Le lupus néonatal (LEN) est associé dans 95% des cas à la présence chez la mère d'un auto-anticorps anti-Ro (SSA). Les autres mères ont un anti-La (SSB), de signification proche. Provost, en 1987, a signalé pour la première fois 2 cas de LEN où la mère était Ro(-) et La(-) mais porteuse d'un anti-UlRNP (*). Dugan et coll. exposent 2 observations semblables.
La mère de la première fillette avait une connectivite mixte, des AAN à 1/2560 mouchetés, un anti-UlRNP sans anti-Ro ni anti-La ni anti-Sm.
Eruption résolutive en 6 mois
Dès l'âge de 3 semaines, l'enfant présente des anneaux érythémato-squameux du visage, puis du cuir chevelu et de la nuque. Ces plaques prennent leur extension maximum à l'âge de 4 mois et demi, avec atteinte d'un bras, d'une jambe et de l'hypogastre. Certains éléments du cuir chevelu sont discrètement atrophiques au centre, d'autres, télangiectasiques. L'histologie est compatible avec un LE. Les AAN sont à 1/160 mouchetés avec un anti-UlRNP, sans anti-Ro ni anti-La. Tout disparaît à l'âge de 6 mois.
Nuances pathogéniques
Le second enfant est un garçon noir dont la mère avait eu, 4 ans auparavant, un lupus discoïde du visage. Ses AAN étaient à 1/5120 mouchetés, et elle était UlRNP(+) Ro(-) La(-) Sm(-). A l'âge de 4 semaines, son fils fait une éruption papuleuse annulaire du visage, du cuir chevelu et de la nuque avec des AAN à 1/640, un anti-UlRNP, pas d'anti-Ro ni d'anti-La. Tout régresse à 6 mois. Aucun des 2 enfants n'a eu d'atteinte cardiaque.
Avec 4 observations au total, les particularités du lupus néonatal lié à l'anti-UlRNP commencent à se dégager. Chez les mères, l'éventail des connectivites observées paraît plus large : une connectivite mixte, un LE discoïde, 2 LE systémiques. Trois des 4 enfants atteints étaient des garçons, alors qu'il existe une large prédominance féminine dans le LEN associé à un anti-Ro. L'auto-anticorps transmis de la mère à l'enfant semble moins directement ou moins fortement pathogène que l'anti-Ro. En effet la maladie ne se reproduit pas toujours lors des grossesses ultérieures, même si la mère reste porteuse de l'anti-UlRNP. D'autre part aucun des 4 enfants n'a eu de bloc auriculoventriculaire. La série est courte, mais les études portant sur l'ensemble des BAV congénitaux, si elles trouvent plus de 90% de mères porteuses d'anti-Ro, ne montrent jamais d'anti-RNP. Enfin aucun des enfants n'a eu d'hépatite ni de cytopénie, contrairement à ce qui est parfois observé dans le LEN associé à un anti-Ro.
Moins lié à HLA DR3
Les porteuses d'anti-Ro sont très souvent HLA DR3 ou DR2. Ce sont surtout les mères DR3 qui ont des enfants atteints de LEN, DR2 étant associé au contraire à un risque atténué. Chez les enfants atteints de LEN avec anti-Ro, on n'a remarqué aucune association particulière avec un groupe HLA.

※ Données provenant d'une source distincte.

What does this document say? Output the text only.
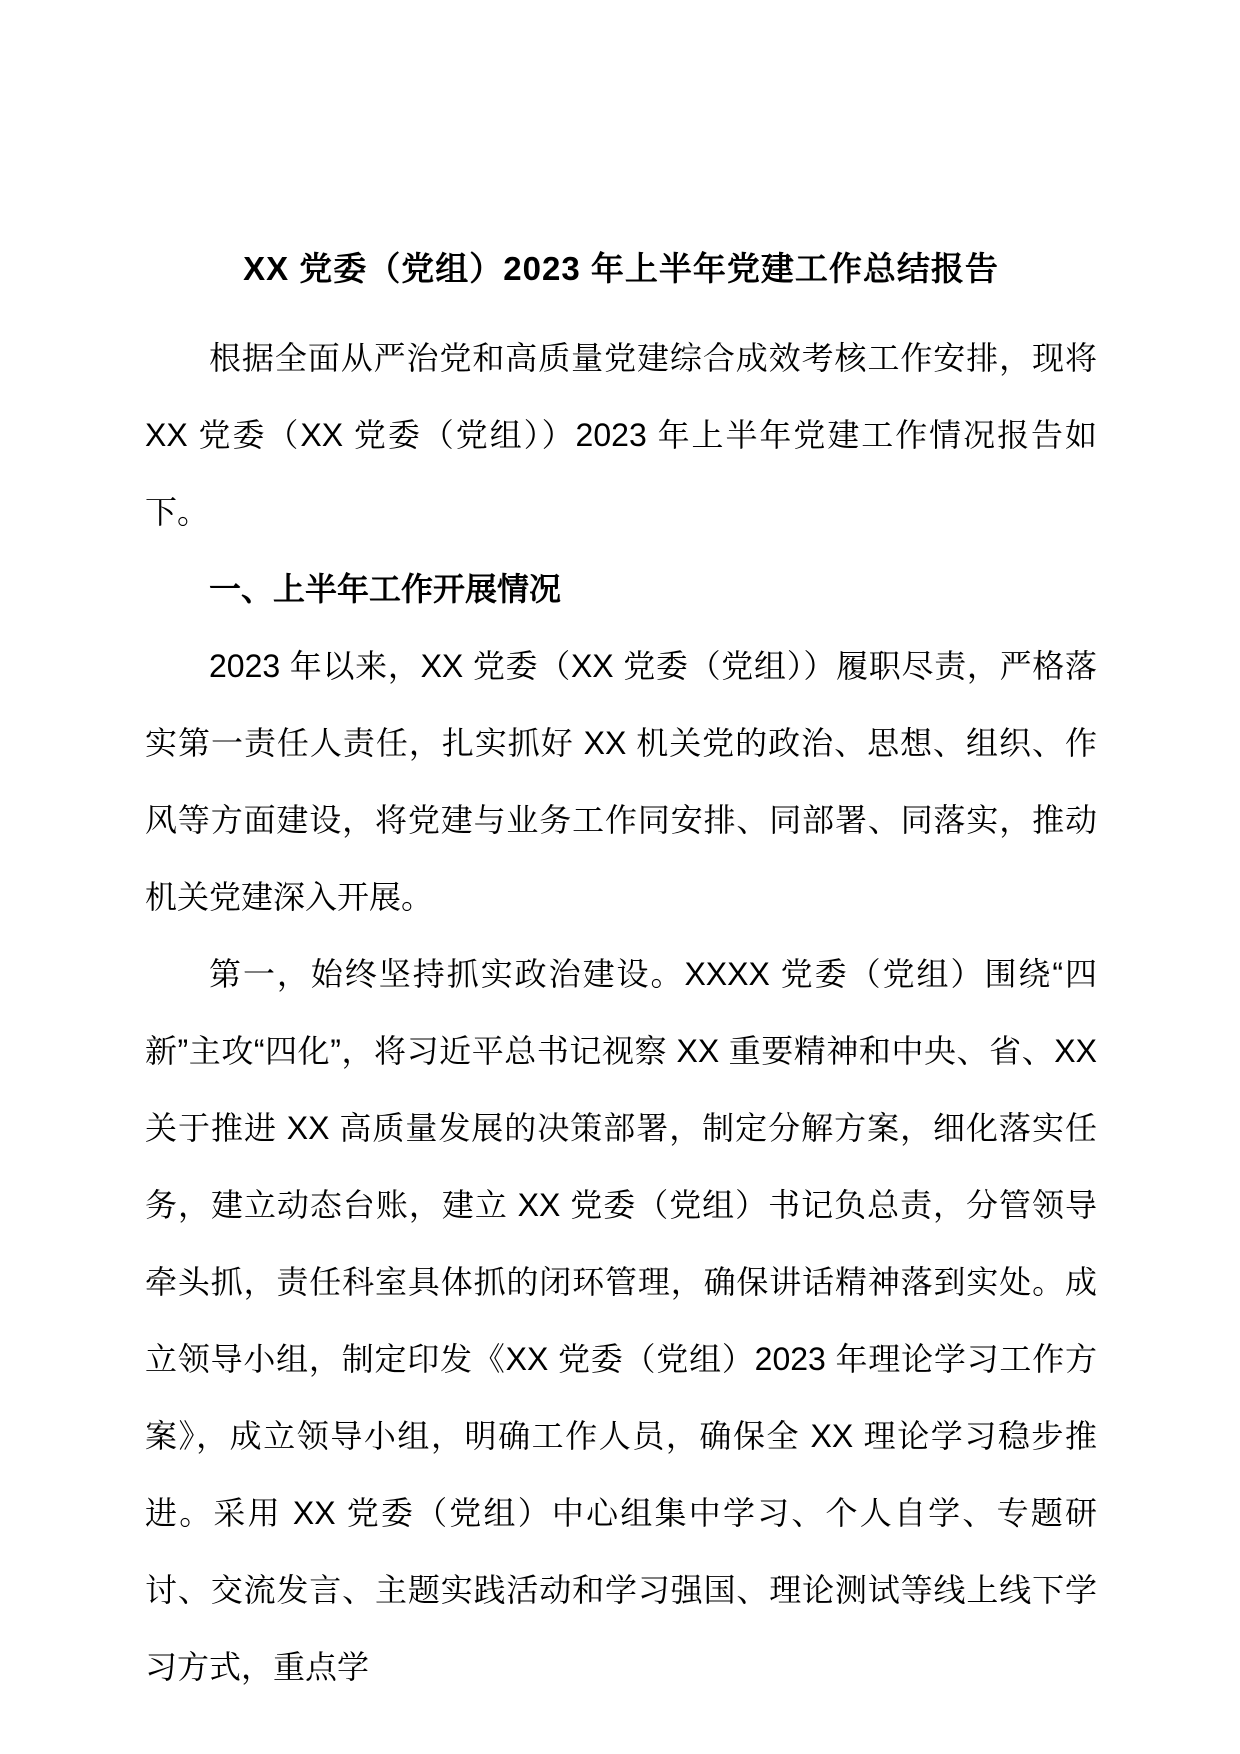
XX 党委（党组）2023 年上半年党建工作总结报告

根据全面从严治党和高质量党建综合成效考核工作安排，现将 XX 党委（XX 党委（党组））2023 年上半年党建工作情况报告如下。

一、上半年工作开展情况

2023 年以来，XX 党委（XX 党委（党组））履职尽责，严格落实第一责任人责任，扎实抓好 XX 机关党的政治、思想、组织、作风等方面建设，将党建与业务工作同安排、同部署、同落实，推动机关党建深入开展。

第一，始终坚持抓实政治建设。XXXX 党委（党组）围绕“四新”主攻“四化”，将习近平总书记视察 XX 重要精神和中央、省、XX 关于推进 XX 高质量发展的决策部署，制定分解方案，细化落实任务，建立动态台账，建立 XX 党委（党组）书记负总责，分管领导牵头抓，责任科室具体抓的闭环管理，确保讲话精神落到实处。成立领导小组，制定印发《XX 党委（党组）2023 年理论学习工作方案》，成立领导小组，明确工作人员，确保全 XX 理论学习稳步推进。采用 XX 党委（党组）中心组集中学习、个人自学、专题研讨、交流发言、主题实践活动和学习强国、理论测试等线上线下学习方式，重点学
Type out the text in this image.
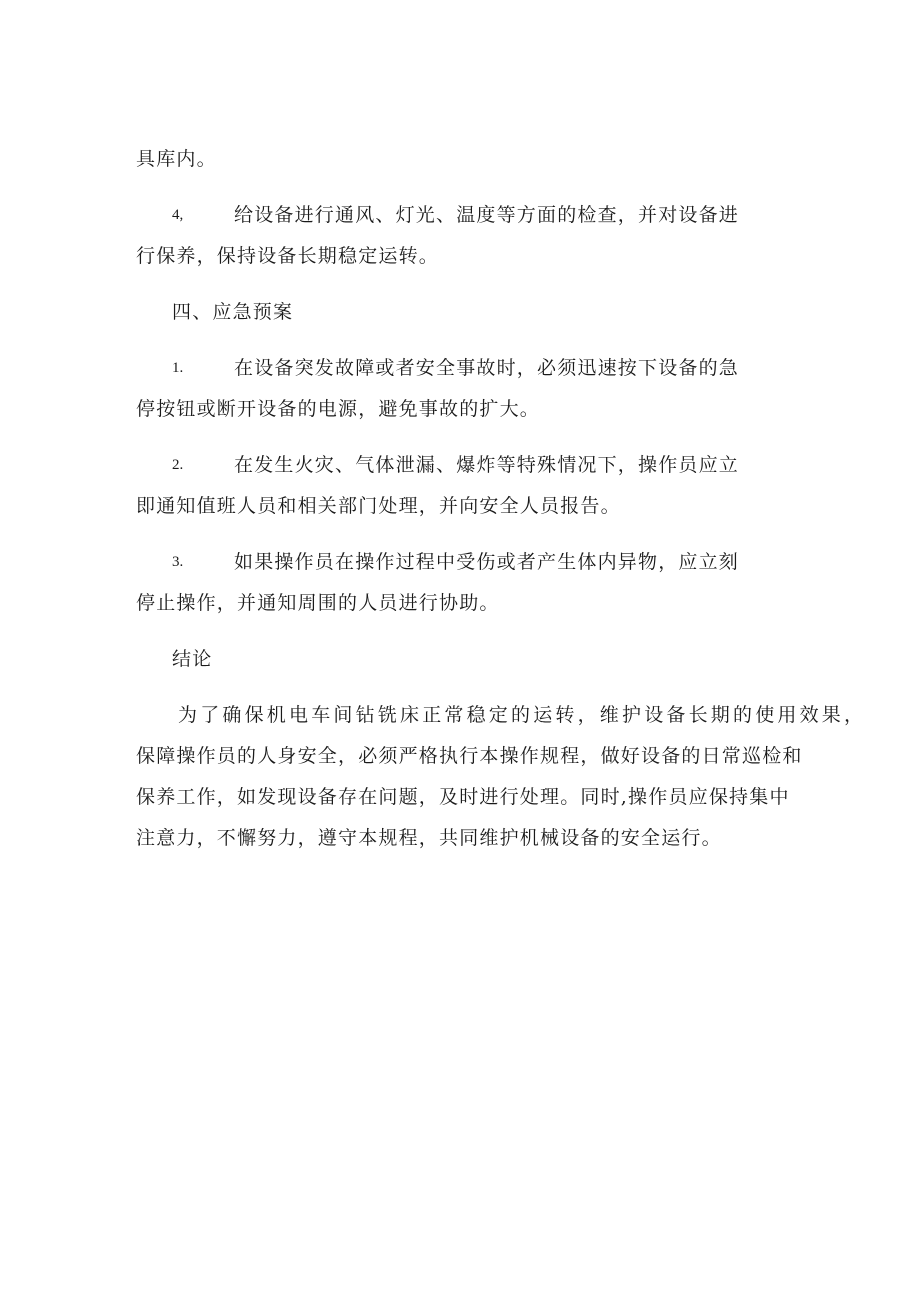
具库内。
4,	给设备进行通风、灯光、温度等方面的检查，并对设备进
行保养，保持设备长期稳定运转。
四、应急预案
1.	在设备突发故障或者安全事故时，必须迅速按下设备的急
停按钮或断开设备的电源，避免事故的扩大。
2.	在发生火灾、气体泄漏、爆炸等特殊情况下，操作员应立
即通知值班人员和相关部门处理，并向安全人员报告。
3.	如果操作员在操作过程中受伤或者产生体内异物，应立刻
停止操作，并通知周围的人员进行协助。
结论
为了确保机电车间钻铣床正常稳定的运转，维护设备长期的使用效果，
保障操作员的人身安全，必须严格执行本操作规程，做好设备的日常巡检和
保养工作，如发现设备存在问题，及时进行处理。同时,操作员应保持集中
注意力，不懈努力，遵守本规程，共同维护机械设备的安全运行。
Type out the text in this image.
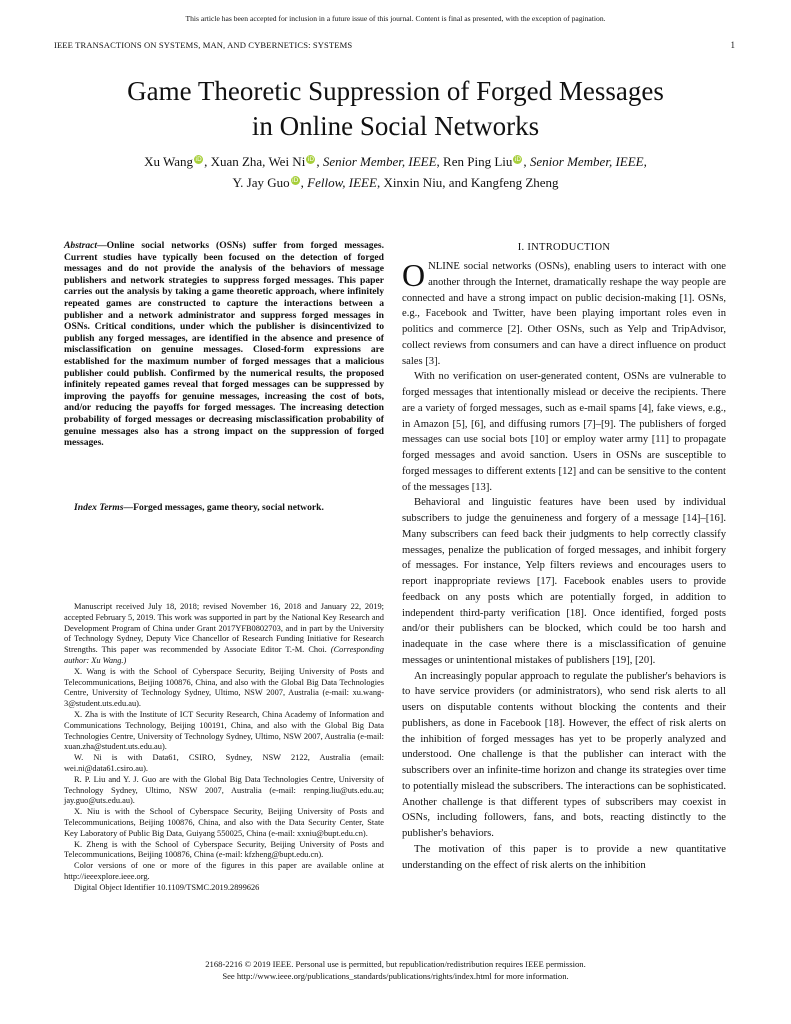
This article has been accepted for inclusion in a future issue of this journal. Content is final as presented, with the exception of pagination.
IEEE TRANSACTIONS ON SYSTEMS, MAN, AND CYBERNETICS: SYSTEMS	1
Game Theoretic Suppression of Forged Messages
in Online Social Networks
Xu Wang iD , Xuan Zha, Wei Ni iD , Senior Member, IEEE, Ren Ping Liu iD , Senior Member, IEEE,
Y. Jay Guo iD , Fellow, IEEE, Xinxin Niu, and Kangfeng Zheng
Abstract—Online social networks (OSNs) suffer from forged messages. Current studies have typically been focused on the detection of forged messages and do not provide the analysis of the behaviors of message publishers and network strategies to suppress forged messages. This paper carries out the analysis by taking a game theoretic approach, where infinitely repeated games are constructed to capture the interactions between a publisher and a network administrator and suppress forged messages in OSNs. Critical conditions, under which the publisher is disincentivized to publish any forged messages, are identified in the absence and presence of misclassification on genuine messages. Closed-form expressions are established for the maximum number of forged messages that a malicious publisher could publish. Confirmed by the numerical results, the proposed infinitely repeated games reveal that forged messages can be suppressed by improving the payoffs for genuine messages, increasing the cost of bots, and/or reducing the payoffs for forged messages. The increasing detection probability of forged messages or decreasing misclassification probability of genuine messages also has a strong impact on the suppression of forged messages.
Index Terms—Forged messages, game theory, social network.

Manuscript received July 18, 2018; revised November 16, 2018 and January 22, 2019; accepted February 5, 2019. This work was supported in part by the National Key Research and Development Program of China under Grant 2017YFB0802703, and in part by the University of Technology Sydney, Deputy Vice Chancellor of Research Funding Initiative for Research Strengths. This paper was recommended by Associate Editor T.-M. Choi. (Corresponding author: Xu Wang.)

X. Wang is with the School of Cyberspace Security, Beijing University of Posts and Telecommunications, Beijing 100876, China, and also with the Global Big Data Technologies Centre, University of Technology Sydney, Ultimo, NSW 2007, Australia (e-mail: xu.wang-3@student.uts.edu.au).

X. Zha is with the Institute of ICT Security Research, China Academy of Information and Communications Technology, Beijing 100191, China, and also with the Global Big Data Technologies Centre, University of Technology Sydney, Ultimo, NSW 2007, Australia (e-mail: xuan.zha@student.uts.edu.au).

W. Ni is with Data61, CSIRO, Sydney, NSW 2122, Australia (email: wei.ni@data61.csiro.au).

R. P. Liu and Y. J. Guo are with the Global Big Data Technologies Centre, University of Technology Sydney, Ultimo, NSW 2007, Australia (e-mail: renping.liu@uts.edu.au; jay.guo@uts.edu.au).

X. Niu is with the School of Cyberspace Security, Beijing University of Posts and Telecommunications, Beijing 100876, China, and also with the Data Security Center, State Key Laboratory of Public Big Data, Guiyang 550025, China (e-mail: xxniu@bupt.edu.cn).

K. Zheng is with the School of Cyberspace Security, Beijing University of Posts and Telecommunications, Beijing 100876, China (e-mail: kfzheng@bupt.edu.cn).

Color versions of one or more of the figures in this paper are available online at http://ieeexplore.ieee.org.

Digital Object Identifier 10.1109/TSMC.2019.2899626

I. INTRODUCTION

ONLINE social networks (OSNs), enabling users to interact with one another through the Internet, dramatically reshape the way people are connected and have a strong impact on public decision-making [1]. OSNs, e.g., Facebook and Twitter, have been playing important roles even in politics and commerce [2]. Other OSNs, such as Yelp and TripAdvisor, collect reviews from consumers and can have a direct influence on product sales [3].

With no verification on user-generated content, OSNs are vulnerable to forged messages that intentionally mislead or deceive the recipients. There are a variety of forged messages, such as e-mail spams [4], fake views, e.g., in Amazon [5], [6], and diffusing rumors [7]–[9]. The publishers of forged messages can use social bots [10] or employ water army [11] to propagate forged messages and avoid sanction. Users in OSNs are susceptible to forged messages to different extents [12] and can be sensitive to the content of the messages [13].

Behavioral and linguistic features have been used by individual subscribers to judge the genuineness and forgery of a message [14]–[16]. Many subscribers can feed back their judgments to help correctly classify messages, penalize the publication of forged messages, and inhibit forgery of messages. For instance, Yelp filters reviews and encourages users to report inappropriate reviews [17]. Facebook enables users to provide feedback on any posts which are potentially forged, in addition to independent third-party verification [18]. Once identified, forged posts and/or their publishers can be blocked, which could be too harsh and inadequate in the case where there is a misclassification of genuine messages or unintentional mistakes of publishers [19], [20].

An increasingly popular approach to regulate the publisher's behaviors is to have service providers (or administrators), who send risk alerts to all users on disputable contents without blocking the contents and their publishers, as done in Facebook [18]. However, the effect of risk alerts on the inhibition of forged messages has yet to be properly analyzed and understood. One challenge is that the publisher can interact with the subscribers over an infinite-time horizon and change its strategies over time to potentially mislead the subscribers. The interactions can be sophisticated. Another challenge is that different types of subscribers may coexist in OSNs, including followers, fans, and bots, reacting distinctly to the publisher's behaviors.

The motivation of this paper is to provide a new quantitative understanding on the effect of risk alerts on the inhibition

2168-2216 © 2019 IEEE. Personal use is permitted, but republication/redistribution requires IEEE permission.
See http://www.ieee.org/publications_standards/publications/rights/index.html for more information.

Les choses sont moins simples pour le LEN associé à l'anti-UlRNP. Deux des mères seulement exprimaient DR3. Il n'existe pas d'association indiscutable entre groupes tissulaires et anti-RNP.
Un lien avec DR4 a été signalé, qui semble très indirect. Plus récemment, on a émis l'hypothèse d'une liaison avec DQw5 et DQw8, qui sont en déséquilibre de liaison avec certains haplotypes DR4. Deux mères sur quatre exprimaient DR4. Toutes exprimaient soit DQwl (dont DQw5 est une fraction), soit DQw3 (dont DQw8 est une fraction). Le petit nombre des cas ne permet cependant pas d'affirmer une association significative. Trois enfants sur quatre ont été typés, sans résultat remarquable.
(*) Note : UlRNP désigne une protéine dont la séquence est connue et qui est la cible antigénique principale,et la plus significative, des anticorps anti-RNP.
Dugan E.M. et coll.:"U1RNP Antibody-positive neonatal lupus". Arch. Dermatol. 1992, 128 : 1490-1494.
Provost T.T. et coll. :"The neonatal lupus syndrome associated with U1RNP antibodies". N. Engl. J. Med. 1987, 316 : 1135-1138.